Geithner told an invited audience at the US Treasury that $50 billion in federal rescue funds will be used to try to stem home foreclosures and soften the crushing impact of the deep housing crisis now afflicting the entire economy.
The plan would also expand a Fed program aimed at expanding credit card, student, auto and small business lending. The facility will grow from its current $200 billion limit to up to $1 trillion, thanks to a jump in Treasury funding to $100 billion from $20 billion.
The lending program would be extended to cover some mortgage-related assets.
The Treasury also said it would continue to pump capital into banks, as the former Bush administration did, but Geithner said there will be conditions attached to ensure the money is lent and that top executives heed restraints on their pay.
In return for the capital, the government would receive preferred shares in the banks that could convert to common stock.
Bank fix part of larger plan
Geithner said it was critically important to restore credit flows in order for a separate $800-billion-plus package of tax cuts and government spending measures to lift the economy.

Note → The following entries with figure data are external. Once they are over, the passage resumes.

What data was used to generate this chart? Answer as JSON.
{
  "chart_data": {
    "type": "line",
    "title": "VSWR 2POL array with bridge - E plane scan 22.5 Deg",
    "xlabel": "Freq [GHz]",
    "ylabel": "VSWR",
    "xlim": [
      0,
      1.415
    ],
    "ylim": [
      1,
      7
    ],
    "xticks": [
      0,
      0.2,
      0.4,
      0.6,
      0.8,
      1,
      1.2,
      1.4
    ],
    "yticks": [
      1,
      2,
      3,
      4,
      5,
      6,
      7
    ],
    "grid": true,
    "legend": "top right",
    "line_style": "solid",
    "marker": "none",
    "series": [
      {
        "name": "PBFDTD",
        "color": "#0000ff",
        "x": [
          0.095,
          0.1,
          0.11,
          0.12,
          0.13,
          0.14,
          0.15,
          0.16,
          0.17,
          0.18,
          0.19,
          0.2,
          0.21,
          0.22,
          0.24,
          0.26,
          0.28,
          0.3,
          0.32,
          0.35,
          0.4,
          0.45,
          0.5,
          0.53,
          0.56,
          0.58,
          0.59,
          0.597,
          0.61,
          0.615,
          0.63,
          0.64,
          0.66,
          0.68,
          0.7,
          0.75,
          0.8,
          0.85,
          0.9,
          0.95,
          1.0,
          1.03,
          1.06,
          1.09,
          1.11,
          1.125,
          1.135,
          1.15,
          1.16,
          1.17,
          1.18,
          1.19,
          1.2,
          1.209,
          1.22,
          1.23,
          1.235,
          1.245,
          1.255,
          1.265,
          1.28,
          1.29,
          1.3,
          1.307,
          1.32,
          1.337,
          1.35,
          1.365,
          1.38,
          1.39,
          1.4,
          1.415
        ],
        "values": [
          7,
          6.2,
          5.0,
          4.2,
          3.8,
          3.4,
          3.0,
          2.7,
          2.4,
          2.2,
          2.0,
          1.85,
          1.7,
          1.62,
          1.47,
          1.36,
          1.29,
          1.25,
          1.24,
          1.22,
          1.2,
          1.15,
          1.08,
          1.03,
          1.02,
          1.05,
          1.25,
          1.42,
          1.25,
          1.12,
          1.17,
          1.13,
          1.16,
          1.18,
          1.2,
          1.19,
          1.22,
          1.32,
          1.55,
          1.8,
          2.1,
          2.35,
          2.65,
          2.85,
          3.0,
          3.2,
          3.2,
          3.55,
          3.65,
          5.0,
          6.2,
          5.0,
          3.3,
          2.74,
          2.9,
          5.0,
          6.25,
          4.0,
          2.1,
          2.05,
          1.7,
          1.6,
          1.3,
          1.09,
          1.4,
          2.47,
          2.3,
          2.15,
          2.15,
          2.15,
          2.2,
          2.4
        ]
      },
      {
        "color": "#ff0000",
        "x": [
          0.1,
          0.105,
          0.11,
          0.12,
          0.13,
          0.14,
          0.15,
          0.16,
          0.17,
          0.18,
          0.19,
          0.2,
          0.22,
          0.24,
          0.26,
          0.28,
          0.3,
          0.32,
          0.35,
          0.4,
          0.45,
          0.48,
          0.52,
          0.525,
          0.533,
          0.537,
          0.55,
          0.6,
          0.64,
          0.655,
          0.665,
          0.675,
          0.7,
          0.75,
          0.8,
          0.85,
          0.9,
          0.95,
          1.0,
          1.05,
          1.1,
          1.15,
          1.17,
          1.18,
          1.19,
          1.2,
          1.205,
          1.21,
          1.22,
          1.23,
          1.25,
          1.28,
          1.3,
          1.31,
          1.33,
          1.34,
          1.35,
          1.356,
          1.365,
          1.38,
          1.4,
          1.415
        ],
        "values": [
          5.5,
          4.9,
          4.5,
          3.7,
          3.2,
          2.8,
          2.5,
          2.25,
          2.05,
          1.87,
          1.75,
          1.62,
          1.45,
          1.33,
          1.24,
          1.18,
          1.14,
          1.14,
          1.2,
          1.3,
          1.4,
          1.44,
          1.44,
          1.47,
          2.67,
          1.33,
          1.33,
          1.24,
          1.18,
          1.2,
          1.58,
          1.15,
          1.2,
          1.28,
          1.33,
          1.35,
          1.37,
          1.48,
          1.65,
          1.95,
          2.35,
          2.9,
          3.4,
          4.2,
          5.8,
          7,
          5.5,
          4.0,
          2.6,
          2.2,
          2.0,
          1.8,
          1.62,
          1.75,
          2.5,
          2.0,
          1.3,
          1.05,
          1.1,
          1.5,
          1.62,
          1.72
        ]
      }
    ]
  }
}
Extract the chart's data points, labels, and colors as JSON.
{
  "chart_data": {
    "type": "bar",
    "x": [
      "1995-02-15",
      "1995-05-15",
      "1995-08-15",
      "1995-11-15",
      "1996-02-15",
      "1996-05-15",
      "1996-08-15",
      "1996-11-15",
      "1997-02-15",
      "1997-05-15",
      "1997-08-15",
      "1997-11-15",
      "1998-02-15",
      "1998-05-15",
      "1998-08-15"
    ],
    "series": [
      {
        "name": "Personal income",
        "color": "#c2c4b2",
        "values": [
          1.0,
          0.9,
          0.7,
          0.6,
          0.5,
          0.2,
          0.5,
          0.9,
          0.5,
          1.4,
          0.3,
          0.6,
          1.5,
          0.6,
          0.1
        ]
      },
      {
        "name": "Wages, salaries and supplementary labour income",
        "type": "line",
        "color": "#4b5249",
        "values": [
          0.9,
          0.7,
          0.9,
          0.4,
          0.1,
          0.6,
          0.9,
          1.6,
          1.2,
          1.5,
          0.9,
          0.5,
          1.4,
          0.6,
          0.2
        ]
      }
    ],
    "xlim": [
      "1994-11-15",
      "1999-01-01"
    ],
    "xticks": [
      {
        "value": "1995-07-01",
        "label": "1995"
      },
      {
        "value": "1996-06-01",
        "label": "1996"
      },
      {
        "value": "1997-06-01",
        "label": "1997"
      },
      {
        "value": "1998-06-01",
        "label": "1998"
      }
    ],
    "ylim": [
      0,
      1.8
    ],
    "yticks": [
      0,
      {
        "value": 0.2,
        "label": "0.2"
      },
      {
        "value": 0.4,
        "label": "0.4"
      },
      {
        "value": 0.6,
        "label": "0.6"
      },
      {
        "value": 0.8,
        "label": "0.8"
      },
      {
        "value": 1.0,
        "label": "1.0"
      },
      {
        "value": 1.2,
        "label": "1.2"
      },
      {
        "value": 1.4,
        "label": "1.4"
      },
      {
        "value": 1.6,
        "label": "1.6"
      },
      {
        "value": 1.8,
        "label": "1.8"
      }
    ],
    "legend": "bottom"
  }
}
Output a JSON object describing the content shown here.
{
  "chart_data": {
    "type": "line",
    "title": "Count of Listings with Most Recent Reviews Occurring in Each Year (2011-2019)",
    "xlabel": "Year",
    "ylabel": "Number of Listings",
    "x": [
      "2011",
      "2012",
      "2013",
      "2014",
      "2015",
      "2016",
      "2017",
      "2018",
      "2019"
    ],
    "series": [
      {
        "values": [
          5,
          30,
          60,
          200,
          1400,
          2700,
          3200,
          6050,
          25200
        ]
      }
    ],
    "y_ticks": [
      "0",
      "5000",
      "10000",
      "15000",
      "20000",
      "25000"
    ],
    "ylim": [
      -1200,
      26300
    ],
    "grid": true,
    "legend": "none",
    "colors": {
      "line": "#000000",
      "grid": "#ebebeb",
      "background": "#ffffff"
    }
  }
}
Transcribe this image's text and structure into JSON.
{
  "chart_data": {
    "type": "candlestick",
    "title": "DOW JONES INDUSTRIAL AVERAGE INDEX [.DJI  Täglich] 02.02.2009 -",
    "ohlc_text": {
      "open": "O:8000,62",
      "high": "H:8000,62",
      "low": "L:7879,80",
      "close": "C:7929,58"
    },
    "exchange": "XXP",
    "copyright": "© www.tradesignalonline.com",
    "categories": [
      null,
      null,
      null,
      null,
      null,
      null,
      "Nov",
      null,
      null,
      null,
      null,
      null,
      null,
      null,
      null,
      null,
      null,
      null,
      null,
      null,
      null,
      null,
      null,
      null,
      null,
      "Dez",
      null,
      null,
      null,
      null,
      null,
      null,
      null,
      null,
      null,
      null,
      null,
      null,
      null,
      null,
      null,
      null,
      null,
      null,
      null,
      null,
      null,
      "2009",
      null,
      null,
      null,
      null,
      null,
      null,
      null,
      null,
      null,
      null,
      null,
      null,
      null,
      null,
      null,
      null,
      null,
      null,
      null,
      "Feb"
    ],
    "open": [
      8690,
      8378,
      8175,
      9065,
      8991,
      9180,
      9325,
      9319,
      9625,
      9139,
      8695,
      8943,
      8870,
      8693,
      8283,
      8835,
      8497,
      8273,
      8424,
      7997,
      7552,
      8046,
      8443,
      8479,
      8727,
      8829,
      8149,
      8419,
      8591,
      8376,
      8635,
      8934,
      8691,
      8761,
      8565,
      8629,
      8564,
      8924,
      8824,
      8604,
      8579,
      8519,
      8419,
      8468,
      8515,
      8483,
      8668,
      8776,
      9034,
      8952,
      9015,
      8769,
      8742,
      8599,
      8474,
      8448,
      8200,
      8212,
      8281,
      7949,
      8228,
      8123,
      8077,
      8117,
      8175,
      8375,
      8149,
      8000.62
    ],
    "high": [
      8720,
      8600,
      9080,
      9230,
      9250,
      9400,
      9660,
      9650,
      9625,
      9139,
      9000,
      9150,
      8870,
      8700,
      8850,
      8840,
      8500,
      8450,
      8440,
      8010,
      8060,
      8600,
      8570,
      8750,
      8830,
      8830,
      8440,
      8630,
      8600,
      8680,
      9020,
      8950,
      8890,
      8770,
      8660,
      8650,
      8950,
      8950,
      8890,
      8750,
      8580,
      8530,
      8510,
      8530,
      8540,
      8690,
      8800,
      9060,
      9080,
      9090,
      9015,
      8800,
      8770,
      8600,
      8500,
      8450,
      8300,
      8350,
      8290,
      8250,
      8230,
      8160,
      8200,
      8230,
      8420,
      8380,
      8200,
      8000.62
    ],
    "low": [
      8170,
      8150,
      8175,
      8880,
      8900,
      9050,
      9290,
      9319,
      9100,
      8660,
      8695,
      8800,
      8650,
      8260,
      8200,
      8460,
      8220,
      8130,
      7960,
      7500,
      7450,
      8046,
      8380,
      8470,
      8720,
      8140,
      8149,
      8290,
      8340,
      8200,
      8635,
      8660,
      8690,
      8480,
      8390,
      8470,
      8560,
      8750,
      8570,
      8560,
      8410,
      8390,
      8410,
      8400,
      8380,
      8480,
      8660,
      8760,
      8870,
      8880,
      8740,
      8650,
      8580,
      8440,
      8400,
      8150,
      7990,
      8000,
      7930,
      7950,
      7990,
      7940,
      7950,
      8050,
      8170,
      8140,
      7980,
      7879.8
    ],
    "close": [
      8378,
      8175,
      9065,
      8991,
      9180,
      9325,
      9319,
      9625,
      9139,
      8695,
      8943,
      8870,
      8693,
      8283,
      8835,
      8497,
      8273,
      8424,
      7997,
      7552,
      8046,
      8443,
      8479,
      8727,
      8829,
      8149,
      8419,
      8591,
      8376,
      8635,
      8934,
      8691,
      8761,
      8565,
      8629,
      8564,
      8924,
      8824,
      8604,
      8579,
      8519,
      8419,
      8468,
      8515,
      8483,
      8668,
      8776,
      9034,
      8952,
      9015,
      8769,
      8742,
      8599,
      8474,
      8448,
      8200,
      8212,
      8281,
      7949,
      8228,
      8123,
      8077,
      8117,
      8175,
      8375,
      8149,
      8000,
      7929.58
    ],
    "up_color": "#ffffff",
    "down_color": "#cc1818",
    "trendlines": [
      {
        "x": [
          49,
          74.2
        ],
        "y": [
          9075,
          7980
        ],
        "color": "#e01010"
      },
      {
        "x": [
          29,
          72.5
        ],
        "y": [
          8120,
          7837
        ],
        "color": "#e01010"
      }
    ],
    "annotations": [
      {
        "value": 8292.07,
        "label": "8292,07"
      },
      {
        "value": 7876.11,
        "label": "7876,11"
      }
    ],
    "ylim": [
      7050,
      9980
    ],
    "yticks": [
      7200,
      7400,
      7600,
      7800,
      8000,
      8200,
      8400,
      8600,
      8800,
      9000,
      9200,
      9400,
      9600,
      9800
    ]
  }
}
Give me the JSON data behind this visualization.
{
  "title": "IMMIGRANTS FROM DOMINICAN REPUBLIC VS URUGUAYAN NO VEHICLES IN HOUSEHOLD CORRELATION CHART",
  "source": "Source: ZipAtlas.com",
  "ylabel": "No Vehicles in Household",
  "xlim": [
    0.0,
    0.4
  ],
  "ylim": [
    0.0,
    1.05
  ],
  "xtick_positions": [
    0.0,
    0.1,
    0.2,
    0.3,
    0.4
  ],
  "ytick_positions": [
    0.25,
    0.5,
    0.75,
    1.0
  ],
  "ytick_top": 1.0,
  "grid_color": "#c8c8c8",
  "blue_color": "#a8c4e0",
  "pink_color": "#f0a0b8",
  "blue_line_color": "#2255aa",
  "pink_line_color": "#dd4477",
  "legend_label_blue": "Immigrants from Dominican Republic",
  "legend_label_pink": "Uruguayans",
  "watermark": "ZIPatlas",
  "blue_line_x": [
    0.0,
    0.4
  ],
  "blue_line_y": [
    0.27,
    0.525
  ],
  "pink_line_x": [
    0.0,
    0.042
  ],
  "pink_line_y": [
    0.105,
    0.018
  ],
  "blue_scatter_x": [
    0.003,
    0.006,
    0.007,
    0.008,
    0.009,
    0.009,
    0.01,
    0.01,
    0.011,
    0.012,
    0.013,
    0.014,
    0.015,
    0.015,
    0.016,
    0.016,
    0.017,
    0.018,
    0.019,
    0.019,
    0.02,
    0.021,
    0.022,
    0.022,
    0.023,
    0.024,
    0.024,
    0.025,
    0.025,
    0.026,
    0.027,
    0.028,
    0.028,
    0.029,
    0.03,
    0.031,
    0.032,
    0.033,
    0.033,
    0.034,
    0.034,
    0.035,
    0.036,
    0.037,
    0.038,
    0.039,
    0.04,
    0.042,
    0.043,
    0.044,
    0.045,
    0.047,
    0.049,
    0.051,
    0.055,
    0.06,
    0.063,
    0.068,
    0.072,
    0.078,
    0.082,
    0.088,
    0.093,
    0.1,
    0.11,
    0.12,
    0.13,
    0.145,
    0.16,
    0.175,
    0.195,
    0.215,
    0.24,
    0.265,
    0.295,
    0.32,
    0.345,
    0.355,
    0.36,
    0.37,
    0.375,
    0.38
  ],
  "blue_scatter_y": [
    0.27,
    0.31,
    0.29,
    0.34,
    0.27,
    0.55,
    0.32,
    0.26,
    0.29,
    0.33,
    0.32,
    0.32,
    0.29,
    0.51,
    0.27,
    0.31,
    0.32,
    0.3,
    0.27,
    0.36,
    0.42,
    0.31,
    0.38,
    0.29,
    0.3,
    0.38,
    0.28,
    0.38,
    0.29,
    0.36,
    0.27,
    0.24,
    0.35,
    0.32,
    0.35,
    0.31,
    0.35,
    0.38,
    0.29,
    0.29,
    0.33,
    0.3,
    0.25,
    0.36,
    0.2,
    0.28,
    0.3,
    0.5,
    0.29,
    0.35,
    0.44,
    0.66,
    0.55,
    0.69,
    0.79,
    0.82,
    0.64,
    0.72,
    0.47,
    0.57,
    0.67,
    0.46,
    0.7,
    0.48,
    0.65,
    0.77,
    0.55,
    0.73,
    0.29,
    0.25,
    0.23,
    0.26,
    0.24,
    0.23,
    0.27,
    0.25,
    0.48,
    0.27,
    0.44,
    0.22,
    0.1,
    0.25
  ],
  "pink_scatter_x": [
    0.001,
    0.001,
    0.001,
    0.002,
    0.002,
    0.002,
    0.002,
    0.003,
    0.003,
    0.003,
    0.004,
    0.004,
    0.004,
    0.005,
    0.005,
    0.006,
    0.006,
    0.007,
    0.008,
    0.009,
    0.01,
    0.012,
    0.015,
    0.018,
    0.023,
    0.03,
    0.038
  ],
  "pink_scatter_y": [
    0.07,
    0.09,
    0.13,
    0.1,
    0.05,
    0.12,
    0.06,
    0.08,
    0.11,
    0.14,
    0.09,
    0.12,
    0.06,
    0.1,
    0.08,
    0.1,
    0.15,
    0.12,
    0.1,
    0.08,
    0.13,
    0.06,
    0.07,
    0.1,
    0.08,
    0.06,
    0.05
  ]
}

Shortly after Geithner announced the plan, the US Senate cleared an $838 billion stimulus package, which needs to be reconciled with a separate bill approved by the US House of Representatives.
The Treasury is tussling with the worst financial crisis since the Great Depression as careless lending fueled a housing boom gone bust, dragging the US economy - and much of the rest of the world - into a deep recession.
President Barack Obama said on Monday that cleaning up banks’ balance sheets was a priority and did not rule out the possibility that it will take more money than the $700 billion Congress already has approved to complete the job.
“We don’t know yet whether we’re going to need additional money or how much additional money we’ll need until we see how successful we are at restoring a level of confidence in the marketplace,” Obama told a news conference.